Ибо - и этого нельзя ни на миг забывать - ни мощи, ни иконы не есть обычные объекты этого мира, к которым применима будничная логика косного вещества. Они не есть ни изображения, ни даже, строго говоря, останки репрезентируемых ими лиц; в некотором смысле они вообще ничто. Но именно чрез них в первую очередь святой дает о себе знать, проявляет себя. Необходимость воссоединения до времени разорванной связи - наличия вещественного воплощения духовного существа, каковым делается даже и святой по смерти, - возможно, отголосок еще египетских забот о телесной субстанции [6], ограничивающей действие спиритуалистической модели загробного мира, вводящей в действие правила единого космоса и мироздания в средневековом христианстве в том числе.
Великий догматический спор - спор православного Востока с католическим Западом - сводится, в частности, и к тому, какую роль тот и другой тип святынь должен будет сыграть в финальном акте христианской истории - всеобщем воскресении мертвых. Нужно сказать, обе стороны далеко не последовательны. Ведь если "деревяшка" для воскресения плоти не нужна, то и орудие убийства, прославившее того или иного мученика (а эти "священные снаряды" тоже входят в число relics) вряд ли понадобится при восстании из могилы. В то же время если образa в полной мере представляют порог иного мира, "дверь", через которую входит святой в этот мир во всей своей славе и блеске, то к чему такие накопления священных останков, которые находят крестоносцы при разграблении Константинополя [7]?
Важно одно: в обоих случаях мы имеем дело с сакральными предметами, не обозначающими святую персону, но являющимися ею. И в этом случае все ставится на свои места. Один и тот же святой может, конечно, иметь сколько угодно своих икон (хотя и в Византии, и на Руси проводятся даже географические границы их чудотворного действия); так же точно он может иметь сколько угодно полных комплектов своих мощей, ибо они, опять-таки, лишь знак знака сами по себе - и, напротив, он как таковой в своем полном величье. Создается впечатление (хотя это и нуждается еще в проверке), что в случае с множественностью icons, как и в ситуации с избыточностью relics, верующий имеет дело с распадающейся на неопределенное число телесно выраженных духовных ипостасей поклоняемого им лица, а не просто с одним и тем же лицом. На эту мысль, во всяком случае, наводит факт признания адептами разного характера (а также и круга действий) различных икон или мощей одного и того же святого.

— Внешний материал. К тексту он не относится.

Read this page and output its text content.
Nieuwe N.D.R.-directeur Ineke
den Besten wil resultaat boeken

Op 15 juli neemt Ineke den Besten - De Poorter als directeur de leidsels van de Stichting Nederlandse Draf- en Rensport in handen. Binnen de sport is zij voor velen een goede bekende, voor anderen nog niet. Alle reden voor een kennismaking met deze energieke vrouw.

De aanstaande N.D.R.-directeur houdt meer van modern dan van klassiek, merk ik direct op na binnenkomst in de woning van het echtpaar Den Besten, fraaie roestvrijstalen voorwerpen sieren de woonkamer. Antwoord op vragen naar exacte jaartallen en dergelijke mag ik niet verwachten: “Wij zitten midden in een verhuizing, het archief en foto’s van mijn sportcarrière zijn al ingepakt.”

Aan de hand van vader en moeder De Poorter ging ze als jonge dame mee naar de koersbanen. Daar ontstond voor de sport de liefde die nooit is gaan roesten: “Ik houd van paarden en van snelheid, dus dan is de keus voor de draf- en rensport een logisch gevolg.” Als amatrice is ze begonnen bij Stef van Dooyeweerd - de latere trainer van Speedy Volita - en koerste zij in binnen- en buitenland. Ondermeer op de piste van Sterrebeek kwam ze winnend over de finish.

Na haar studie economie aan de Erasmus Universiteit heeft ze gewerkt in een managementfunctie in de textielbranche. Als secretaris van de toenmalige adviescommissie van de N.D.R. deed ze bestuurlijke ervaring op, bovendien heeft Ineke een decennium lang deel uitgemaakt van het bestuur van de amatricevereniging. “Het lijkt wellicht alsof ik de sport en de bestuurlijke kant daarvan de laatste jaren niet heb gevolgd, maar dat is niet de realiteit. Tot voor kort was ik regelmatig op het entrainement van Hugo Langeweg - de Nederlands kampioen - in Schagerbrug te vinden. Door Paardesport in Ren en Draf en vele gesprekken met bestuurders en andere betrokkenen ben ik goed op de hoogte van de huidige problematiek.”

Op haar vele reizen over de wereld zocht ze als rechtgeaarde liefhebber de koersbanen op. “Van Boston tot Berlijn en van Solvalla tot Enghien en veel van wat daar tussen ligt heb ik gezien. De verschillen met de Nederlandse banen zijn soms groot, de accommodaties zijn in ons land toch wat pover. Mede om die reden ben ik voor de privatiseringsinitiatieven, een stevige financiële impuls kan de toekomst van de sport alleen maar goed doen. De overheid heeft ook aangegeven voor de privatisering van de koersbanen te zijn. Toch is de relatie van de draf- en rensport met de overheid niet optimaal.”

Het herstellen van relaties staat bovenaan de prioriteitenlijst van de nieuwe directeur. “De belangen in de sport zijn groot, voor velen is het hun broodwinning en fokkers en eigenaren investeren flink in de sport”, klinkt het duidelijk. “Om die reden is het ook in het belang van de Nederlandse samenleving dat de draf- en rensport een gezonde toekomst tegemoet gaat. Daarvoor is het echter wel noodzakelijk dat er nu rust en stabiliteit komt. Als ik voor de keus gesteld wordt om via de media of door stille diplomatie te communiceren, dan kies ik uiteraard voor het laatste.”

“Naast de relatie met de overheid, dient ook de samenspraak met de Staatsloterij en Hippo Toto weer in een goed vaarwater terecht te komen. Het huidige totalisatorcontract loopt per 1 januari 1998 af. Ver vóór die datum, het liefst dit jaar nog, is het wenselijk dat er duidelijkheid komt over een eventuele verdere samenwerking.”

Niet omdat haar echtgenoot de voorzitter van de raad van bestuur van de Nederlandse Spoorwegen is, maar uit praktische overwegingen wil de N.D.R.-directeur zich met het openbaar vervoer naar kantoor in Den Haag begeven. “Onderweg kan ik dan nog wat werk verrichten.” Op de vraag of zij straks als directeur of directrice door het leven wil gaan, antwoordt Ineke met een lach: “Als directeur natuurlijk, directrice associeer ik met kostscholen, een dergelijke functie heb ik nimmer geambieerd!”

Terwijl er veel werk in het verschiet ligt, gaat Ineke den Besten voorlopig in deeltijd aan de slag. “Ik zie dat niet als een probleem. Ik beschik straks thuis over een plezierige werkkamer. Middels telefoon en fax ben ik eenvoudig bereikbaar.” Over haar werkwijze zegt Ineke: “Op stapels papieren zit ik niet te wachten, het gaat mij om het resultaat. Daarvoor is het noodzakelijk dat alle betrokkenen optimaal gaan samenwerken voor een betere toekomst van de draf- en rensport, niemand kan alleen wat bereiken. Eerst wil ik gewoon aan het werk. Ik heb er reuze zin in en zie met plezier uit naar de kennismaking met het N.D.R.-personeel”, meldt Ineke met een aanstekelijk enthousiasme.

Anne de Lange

И тут христиане, независимо от их конфессии, оказываются особенно близки к ситуации "вторичного язычества", в котором их не раз упрекали со времен Магомета "неверные". Но как бы там ни было в данном случае в смысле соблюдения Первой Заповеди, медиевистам, по крайней мере, - как отечественным, так и зарубежным, - уже давно пора перестать потешаться над ситуацией избыточного вещественного наличия тех или иных святынь (щеп Честнаго Креста, лоскутьев христовой плащаницы, множественности мощей одного и того же святого и т.п.), вместо того, чтобы понимать сокровенную суть этой мистериальной обыденности христианского миропорядка [8].
Возвращаясь к Древней Руси, мы можем отметить наряду с другими общехристианскими явлениями (преимущественно в восточной их огласовке) также и быстро становящийся культ святых. Царьградские иконописцы и мозаичисты украшают главные храмы страны [9], русские их ученики либо продолжают традицию, либо очень скоро создают собственную, до сей поры повергая этим в недоумение искусствоведов [10], проповедники тоже не то подражают, не то новаторствуют, во всяком случае твердо берут на себя заботу об учительном слове Церкви, являются и мученики и чудотворцы, за ними чудотворные иконы, но еще раньше всех этих событий начинает оформляться русское христианское отношение к смерти.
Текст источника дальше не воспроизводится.